Türkiye'nin kirlenen siyaseti, siyasi kirlilik, siyasetin çevre, ekonomi, sosyal hayat dahil hayatın her alanını kirletmesi seçim süreçlerinde daha net görülebiliyor.
Sosyal kirlilik; Halkın çoğunluğu siyasetin ilişkilerini olumsuz etkilemesine izin vermiyor. Azınlık da olsa bir kesim hayatına-ilişkilerine siyasete göre yön veriyor.

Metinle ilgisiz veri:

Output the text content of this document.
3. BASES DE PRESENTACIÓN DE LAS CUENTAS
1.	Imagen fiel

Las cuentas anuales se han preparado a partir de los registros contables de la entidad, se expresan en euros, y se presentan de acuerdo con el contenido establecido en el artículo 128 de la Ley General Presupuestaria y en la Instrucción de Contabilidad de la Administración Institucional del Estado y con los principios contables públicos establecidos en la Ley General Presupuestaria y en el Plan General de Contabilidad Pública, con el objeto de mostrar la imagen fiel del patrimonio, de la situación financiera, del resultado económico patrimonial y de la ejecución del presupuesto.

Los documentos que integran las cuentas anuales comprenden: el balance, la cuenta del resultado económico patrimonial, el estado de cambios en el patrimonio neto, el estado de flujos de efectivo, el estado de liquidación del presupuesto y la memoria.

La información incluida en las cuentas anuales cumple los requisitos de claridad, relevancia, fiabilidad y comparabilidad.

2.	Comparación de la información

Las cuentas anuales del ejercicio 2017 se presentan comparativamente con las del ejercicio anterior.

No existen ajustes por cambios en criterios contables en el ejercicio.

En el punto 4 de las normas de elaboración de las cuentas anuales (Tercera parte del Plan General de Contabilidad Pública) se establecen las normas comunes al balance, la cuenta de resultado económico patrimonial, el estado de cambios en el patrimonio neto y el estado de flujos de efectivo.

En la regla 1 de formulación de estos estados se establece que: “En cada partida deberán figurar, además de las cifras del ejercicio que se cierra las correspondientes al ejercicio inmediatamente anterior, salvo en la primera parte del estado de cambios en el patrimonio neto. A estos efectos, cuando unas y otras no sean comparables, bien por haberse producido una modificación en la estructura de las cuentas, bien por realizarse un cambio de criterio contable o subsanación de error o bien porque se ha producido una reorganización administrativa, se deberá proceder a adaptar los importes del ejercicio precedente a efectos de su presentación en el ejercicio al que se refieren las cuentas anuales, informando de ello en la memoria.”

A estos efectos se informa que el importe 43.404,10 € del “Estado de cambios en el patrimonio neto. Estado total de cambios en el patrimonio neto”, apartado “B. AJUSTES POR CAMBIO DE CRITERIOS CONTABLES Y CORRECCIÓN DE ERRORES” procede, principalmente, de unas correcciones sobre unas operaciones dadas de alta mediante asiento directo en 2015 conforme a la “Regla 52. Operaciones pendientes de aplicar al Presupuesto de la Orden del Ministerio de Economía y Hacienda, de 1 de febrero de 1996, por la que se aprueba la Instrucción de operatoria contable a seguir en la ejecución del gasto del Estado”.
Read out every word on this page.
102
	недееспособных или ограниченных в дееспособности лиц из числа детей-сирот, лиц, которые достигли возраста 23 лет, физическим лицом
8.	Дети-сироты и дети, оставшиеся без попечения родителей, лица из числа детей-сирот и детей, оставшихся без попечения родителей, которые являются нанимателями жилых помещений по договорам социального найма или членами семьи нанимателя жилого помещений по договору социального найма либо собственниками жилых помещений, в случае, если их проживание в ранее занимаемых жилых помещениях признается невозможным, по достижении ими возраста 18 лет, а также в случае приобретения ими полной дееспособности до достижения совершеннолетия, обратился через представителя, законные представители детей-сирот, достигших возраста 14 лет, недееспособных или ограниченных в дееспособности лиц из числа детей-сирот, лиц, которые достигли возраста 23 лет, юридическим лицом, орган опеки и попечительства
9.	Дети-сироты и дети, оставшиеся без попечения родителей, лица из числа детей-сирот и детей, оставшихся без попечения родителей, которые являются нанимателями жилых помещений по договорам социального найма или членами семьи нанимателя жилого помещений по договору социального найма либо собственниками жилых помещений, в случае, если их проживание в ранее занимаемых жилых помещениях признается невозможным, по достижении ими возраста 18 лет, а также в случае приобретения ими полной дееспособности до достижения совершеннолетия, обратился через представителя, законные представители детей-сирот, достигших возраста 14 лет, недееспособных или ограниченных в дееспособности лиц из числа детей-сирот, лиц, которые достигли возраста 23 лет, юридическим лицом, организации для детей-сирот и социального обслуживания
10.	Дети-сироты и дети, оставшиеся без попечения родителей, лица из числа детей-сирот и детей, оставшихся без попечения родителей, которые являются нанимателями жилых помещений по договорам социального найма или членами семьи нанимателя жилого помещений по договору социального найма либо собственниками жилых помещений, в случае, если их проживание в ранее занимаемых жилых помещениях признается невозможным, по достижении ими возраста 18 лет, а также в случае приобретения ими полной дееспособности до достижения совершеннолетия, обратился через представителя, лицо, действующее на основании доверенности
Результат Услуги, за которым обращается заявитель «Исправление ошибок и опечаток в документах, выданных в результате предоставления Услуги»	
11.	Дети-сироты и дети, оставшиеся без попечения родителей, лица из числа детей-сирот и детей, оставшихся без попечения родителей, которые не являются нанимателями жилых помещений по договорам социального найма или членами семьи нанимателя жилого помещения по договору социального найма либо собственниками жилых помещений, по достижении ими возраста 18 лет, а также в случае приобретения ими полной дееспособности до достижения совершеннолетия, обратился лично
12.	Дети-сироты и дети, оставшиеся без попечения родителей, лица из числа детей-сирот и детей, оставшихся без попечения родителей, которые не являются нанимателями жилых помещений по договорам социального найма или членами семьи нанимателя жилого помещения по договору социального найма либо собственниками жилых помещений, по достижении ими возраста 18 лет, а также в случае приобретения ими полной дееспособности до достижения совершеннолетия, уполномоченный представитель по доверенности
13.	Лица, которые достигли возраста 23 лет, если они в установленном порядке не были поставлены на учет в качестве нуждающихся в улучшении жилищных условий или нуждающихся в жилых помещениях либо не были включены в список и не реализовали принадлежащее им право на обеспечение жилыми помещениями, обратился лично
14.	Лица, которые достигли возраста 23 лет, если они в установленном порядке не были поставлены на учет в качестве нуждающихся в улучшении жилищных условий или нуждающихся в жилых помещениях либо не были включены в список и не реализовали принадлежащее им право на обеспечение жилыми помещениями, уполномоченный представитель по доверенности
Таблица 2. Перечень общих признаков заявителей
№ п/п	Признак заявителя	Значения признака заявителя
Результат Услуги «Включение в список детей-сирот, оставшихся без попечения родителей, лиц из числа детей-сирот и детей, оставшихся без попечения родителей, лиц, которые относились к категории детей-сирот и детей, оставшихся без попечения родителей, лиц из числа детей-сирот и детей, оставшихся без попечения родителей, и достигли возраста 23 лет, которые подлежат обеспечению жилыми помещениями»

Çevresel kirlilik; Seçim dönemlerinde ülkede deyim yerindeyse çevre felaketi yaşanıyor. Pankartlar, bayraklar, flamalar her tarafa asılmış, bazen yerlere atılmış vaziyette. Mitinglerden arda kalan tonla çöp, çarşının, şehir meydanlarının her tarafının kuşatılması yetmiyor, mahalle aralarında bangır bangır siyasi parti müzikleri, kirlilikten kaçışınız yok.
Ekonomik kirlilik; Bu kadar siyasi çalışma hangi parayla yapılıyor, kimse sormuyor. Belediye başkanları, iktidar, terör destekçilerinin hazine yardımının çok çok üzerindeki harcamalarının finansman kaynağı neresidir, sorulmuyor, denetlemenin zayıf ve baskı altında olduğu izlenimini veriyor.
Siyasi kirlilik; Demokrasi ve kutuplaşmanın önlenmesi açısından ittifak-paylaşım-iletişim önemli olabilir. Son dönemlerde kaset-ifşa-bel altı vurma durumları her seçimde görülmeye başlandı, muhalefet parti başkanının kasetle iş başına gelmesinin arka planı da henüz aydınlatılamadı. Meclis'in önümüzdeki döneminde 3 hatta 4 farklı terör örgütünün destekçilerinin mecliste yer alacak olması modernleşme-çağdaşlaşma hedefindeki ülkenin geleceğine zehir tohumlarının ekilmesi demek.